On our own land, we have blessed two standing wooden Crosses. The one for our building site is made of hemlock, one of the types of wood most prevalent historically in the old-growth forests her. The other, at our Orthodox cemetery, came from an abandoned Orthodox Church in the coal region, in Shepton, Pennsylvania, where the Patriarch-Confessor Tikhon once served. It connects us with the earlier history of Orthodoxy in the Pennsylvania mountains as the other connects us with the forests here Together they extend their arms openly to our mission’s work amid wooded and agricultural rolling ridges, reminiscent in our Northern Appalachian community on a small scale of the region of the Blue Ridge Mountains, which end not far south of us in Carlisle.
A wonderful event associated with the Dormition Season is the appearance of snakes on the island of Kefalonia in Greece at this time, on an island featuring chapels dedicated to the Dormition. Snakes with crosses on their heads, said to be health-bearing, come out of the ground. Even snakes in Dormition season testify to how the Mother of God, and the Church identified with her, through her Son, is victor over the serpent that deceived Eve. Just so the Woman in Revelation giving birth to the child symbolizes the Church and those baptized in Christ eluding the Dragon, Satan, which is slain. “And the earth helped the woman,” we are told.

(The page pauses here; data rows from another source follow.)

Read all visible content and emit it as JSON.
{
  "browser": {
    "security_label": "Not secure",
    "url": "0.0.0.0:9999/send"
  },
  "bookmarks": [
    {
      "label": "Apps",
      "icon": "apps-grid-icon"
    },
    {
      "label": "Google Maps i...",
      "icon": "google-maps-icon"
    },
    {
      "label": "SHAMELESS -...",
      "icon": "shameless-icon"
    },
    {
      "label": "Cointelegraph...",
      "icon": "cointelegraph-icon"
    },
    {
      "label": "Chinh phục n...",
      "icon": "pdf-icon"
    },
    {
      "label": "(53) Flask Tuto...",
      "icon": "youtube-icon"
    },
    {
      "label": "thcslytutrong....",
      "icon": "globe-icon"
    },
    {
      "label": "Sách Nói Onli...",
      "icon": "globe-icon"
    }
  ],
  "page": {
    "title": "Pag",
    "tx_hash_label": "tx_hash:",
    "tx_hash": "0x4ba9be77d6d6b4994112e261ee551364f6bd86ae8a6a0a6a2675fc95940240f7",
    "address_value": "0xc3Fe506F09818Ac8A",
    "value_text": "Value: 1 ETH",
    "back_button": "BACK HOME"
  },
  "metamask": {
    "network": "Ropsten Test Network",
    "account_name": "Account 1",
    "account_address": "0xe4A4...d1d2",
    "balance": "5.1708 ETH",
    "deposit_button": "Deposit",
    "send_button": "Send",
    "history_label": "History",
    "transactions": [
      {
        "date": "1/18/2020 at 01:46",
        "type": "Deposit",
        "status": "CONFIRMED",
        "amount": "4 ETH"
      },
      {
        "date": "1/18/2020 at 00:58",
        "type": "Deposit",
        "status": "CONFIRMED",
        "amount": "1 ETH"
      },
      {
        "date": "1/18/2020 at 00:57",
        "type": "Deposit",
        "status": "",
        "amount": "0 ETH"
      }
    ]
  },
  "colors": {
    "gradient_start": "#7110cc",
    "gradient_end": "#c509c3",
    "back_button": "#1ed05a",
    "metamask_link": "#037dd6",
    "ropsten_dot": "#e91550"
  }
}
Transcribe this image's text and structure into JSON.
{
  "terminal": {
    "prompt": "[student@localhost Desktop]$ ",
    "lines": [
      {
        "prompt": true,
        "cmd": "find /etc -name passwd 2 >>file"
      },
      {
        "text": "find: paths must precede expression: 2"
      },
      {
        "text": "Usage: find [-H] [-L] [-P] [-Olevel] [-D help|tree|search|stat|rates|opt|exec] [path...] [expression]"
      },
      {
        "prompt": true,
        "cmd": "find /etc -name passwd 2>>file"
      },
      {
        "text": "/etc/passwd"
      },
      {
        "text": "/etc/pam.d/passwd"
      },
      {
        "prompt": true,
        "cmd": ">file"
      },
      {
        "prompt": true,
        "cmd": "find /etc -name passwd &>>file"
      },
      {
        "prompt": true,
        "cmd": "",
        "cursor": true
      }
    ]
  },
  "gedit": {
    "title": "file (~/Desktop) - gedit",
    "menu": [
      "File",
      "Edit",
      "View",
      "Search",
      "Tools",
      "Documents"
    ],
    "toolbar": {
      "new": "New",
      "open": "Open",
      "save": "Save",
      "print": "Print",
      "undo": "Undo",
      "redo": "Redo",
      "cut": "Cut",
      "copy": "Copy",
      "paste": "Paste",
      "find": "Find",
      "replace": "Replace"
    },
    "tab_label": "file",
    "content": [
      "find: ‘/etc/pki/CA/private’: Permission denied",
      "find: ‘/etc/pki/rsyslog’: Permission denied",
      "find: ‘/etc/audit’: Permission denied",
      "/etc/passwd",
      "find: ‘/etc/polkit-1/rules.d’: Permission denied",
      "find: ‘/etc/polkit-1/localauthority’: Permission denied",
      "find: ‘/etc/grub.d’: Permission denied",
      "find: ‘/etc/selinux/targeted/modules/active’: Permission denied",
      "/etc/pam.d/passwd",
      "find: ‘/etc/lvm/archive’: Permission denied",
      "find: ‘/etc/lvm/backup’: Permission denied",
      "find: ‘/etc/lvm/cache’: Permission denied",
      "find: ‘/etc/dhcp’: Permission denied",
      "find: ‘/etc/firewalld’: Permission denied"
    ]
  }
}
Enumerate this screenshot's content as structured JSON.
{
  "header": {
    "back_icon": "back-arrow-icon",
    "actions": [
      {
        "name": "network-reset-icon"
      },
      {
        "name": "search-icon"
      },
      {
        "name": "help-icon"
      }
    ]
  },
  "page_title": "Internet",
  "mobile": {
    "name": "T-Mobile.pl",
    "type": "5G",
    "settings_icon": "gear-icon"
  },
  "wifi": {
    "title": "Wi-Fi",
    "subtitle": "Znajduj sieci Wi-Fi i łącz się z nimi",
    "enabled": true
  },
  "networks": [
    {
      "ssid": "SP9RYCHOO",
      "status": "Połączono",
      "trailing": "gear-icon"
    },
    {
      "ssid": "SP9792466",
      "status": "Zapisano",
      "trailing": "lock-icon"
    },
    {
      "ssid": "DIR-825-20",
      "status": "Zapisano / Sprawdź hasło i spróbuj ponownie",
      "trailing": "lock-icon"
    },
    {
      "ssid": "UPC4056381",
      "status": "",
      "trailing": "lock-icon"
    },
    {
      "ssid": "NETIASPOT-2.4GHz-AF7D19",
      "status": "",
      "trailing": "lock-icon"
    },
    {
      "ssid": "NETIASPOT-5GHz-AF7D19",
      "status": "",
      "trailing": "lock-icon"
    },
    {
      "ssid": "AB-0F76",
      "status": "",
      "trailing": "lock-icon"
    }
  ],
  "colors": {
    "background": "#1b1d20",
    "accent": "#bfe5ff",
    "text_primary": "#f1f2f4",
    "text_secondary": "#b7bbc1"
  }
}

In these feasts of blessing, honey, apples, and nuts, of Holy Wood, flowers, and herbs, in Dormition Season including the Feast of the Transfiguration, we see ancient living grace endure and renew us in the Church calendar and as creatures on God’s earth. We experience the promise of Paradise restored through God’s saving grace, amid these ridges of Northern Appalachia, in the heartland of the Susquehanna Valley. It is good to remind ourselves that our calendar itself, the Julian calendar, is that in which this American land was originally framed as a country, the old Appalachian calendar. That we restore even it in our Church today is a sign hopefully that as the Elder Paisios reportedly said, “One day America will be holy,” and the countryside around us may feature many Orthodox domes and crosses, until our Lord Jesus comes. May our Lady the Most Holy Theotokos through her prayers renew our baptism vows during this Dormition season. In the Church of our Lord and God and Savior Jesus Christ, may we find relationship with Him and all Creation, losing ourself in Him, to find ourselves and one another. We begin right here and now in central Pennsylvania with feasts of honey, apples, nuts, flowers, herbs, water, and the wood of the Cross, commemorating the beautiful Transfiguration of our Lord and God in Creation, and the falling-asleep of the Most Holy Theotokos to become Mother of us all.